Here he finds his own company Yahoo has come a long way. Yahoo recently began offering the opportunity for people to make use of free technology behind the company’s search engine to build their own. If it becomes a popular search engine, then Yahoo paid for the technology, or alternatively, a portion of advertising revenue.
“Yahoo has done this for a while now, our information is in principle free to use for everyone. I like this new approach and find it very brave of Yahoo. In ten years we have protected our information and our systems”, says Chris Heilmann.
What do you think that Google does better than Yahoo?
“I love such as Google Reader and do all my browsing through it. Then I think it was brave and well done to develop the browser Chrome,” he responds.
“I have no problem to tell people what I think Google does well, but compare itself with its rival all the time it is just a game. If Yahoo tomorrow is better than Yahoo today, so we have come nowhere.”

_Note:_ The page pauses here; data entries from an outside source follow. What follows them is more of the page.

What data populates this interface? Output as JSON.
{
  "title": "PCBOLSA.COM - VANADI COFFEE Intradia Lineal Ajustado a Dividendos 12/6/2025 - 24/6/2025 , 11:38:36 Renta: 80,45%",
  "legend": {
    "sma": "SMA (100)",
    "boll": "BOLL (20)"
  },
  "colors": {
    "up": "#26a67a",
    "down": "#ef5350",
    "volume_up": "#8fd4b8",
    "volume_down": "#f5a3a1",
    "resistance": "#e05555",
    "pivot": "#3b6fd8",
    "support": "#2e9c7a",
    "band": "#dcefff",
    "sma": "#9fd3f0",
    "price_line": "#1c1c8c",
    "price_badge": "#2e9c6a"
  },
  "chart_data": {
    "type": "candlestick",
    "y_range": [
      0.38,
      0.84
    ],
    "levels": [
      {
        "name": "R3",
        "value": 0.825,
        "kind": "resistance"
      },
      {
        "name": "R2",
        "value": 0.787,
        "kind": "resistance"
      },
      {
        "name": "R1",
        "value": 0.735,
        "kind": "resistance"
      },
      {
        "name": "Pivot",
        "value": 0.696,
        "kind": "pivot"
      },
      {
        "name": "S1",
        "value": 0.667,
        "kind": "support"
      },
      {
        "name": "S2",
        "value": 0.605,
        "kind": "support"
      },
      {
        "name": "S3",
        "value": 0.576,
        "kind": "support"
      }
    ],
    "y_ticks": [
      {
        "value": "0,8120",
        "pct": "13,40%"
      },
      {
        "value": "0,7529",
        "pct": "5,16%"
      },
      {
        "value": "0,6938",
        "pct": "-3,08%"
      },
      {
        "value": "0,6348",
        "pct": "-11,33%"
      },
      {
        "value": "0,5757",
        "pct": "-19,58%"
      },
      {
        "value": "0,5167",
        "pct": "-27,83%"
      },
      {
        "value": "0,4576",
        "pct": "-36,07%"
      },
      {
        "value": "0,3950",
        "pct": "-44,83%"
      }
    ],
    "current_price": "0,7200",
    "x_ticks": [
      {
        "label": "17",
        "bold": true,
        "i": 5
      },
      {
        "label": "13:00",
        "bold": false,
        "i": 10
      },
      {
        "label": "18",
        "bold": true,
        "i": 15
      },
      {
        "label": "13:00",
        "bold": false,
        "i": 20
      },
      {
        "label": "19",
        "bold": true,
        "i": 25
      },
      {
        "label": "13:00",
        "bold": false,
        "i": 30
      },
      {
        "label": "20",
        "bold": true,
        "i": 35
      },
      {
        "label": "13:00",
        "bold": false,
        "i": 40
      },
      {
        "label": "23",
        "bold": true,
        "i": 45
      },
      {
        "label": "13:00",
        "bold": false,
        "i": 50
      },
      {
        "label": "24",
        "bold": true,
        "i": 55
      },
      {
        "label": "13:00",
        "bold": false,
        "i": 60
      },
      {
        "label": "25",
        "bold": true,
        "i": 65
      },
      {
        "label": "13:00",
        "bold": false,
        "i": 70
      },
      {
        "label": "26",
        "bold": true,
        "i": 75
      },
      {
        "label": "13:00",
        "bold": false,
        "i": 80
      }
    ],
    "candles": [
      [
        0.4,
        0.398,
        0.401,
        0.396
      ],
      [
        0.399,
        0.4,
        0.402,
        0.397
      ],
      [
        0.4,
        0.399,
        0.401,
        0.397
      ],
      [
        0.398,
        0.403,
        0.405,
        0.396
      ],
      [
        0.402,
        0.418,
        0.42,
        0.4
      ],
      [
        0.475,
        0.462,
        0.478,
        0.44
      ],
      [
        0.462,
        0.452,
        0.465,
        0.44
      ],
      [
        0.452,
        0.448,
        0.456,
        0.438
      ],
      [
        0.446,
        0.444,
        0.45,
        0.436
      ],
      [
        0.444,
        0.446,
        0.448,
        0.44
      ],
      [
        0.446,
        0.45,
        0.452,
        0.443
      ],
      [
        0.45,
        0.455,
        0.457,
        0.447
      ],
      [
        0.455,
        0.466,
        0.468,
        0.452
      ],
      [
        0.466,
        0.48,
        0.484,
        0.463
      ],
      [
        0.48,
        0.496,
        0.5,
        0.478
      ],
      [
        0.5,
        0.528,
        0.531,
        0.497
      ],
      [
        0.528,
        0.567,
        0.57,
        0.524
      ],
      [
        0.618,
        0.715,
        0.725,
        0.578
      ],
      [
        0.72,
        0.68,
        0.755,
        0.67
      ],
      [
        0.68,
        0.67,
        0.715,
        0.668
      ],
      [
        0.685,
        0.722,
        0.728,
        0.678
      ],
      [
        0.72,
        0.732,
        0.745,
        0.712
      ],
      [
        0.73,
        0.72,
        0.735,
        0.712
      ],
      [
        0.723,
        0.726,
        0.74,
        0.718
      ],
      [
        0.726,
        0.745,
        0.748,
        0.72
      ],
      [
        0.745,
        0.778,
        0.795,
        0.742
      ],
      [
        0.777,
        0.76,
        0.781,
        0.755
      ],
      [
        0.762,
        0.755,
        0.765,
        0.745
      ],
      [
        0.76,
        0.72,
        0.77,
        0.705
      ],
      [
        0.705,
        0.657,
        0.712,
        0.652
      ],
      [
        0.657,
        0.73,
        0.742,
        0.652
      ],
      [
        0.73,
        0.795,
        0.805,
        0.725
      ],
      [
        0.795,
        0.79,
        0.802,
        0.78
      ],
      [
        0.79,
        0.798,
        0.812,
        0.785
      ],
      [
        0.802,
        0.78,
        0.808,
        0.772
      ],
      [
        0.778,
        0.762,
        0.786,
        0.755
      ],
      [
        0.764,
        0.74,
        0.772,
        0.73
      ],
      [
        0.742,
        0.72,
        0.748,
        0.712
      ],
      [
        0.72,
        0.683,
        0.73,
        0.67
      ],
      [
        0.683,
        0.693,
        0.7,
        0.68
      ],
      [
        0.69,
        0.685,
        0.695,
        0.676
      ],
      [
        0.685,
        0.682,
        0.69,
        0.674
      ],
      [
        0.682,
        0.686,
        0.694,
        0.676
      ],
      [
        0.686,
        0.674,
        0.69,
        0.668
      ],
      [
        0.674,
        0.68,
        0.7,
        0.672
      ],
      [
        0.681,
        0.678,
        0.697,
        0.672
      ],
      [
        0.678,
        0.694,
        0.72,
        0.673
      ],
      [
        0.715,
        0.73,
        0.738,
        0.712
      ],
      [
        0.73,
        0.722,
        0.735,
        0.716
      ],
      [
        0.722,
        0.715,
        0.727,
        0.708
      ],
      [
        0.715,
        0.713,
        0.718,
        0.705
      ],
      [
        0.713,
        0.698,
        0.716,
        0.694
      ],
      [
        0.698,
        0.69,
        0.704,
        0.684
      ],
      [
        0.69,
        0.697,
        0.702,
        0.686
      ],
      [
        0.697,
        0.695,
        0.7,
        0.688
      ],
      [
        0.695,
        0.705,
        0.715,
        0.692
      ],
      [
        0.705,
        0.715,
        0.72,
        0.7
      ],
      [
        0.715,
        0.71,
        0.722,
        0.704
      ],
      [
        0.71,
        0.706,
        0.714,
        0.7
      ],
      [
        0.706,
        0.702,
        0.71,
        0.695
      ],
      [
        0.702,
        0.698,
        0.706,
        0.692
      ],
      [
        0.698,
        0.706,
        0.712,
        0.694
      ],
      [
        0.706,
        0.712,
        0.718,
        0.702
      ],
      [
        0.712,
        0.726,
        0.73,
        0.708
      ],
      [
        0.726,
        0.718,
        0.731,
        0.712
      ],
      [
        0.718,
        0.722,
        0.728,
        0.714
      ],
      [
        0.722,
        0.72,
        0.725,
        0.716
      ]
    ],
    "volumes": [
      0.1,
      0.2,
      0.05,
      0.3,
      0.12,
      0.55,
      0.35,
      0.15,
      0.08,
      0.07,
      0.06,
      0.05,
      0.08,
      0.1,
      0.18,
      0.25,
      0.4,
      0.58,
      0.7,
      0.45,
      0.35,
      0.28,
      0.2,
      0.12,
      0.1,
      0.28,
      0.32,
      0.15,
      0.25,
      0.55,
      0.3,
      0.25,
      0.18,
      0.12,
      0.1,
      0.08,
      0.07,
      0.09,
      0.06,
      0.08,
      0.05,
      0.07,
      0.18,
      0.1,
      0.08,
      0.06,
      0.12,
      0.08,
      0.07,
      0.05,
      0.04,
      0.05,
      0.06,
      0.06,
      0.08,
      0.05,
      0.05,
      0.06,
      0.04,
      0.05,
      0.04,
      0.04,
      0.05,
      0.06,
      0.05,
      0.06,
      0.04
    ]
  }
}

In the future, he thinks today’s portal – a sort of bulletin boards, which gathers information from various Internet – will die out. Instead, he thinks the sites are becoming more and more personal. He argues that this is the way to go if companies want to continue to make money from advertising.
“For me personally, there are too many different things such as Yahoo. I do not care about the weather in Palo Alto, or how the stock market yesterday, I just want to have news and my e-mails,” he explains.
“Companies must give people the chance to choose the type of information they want. Advertising can only succeed if you know what people are interested.”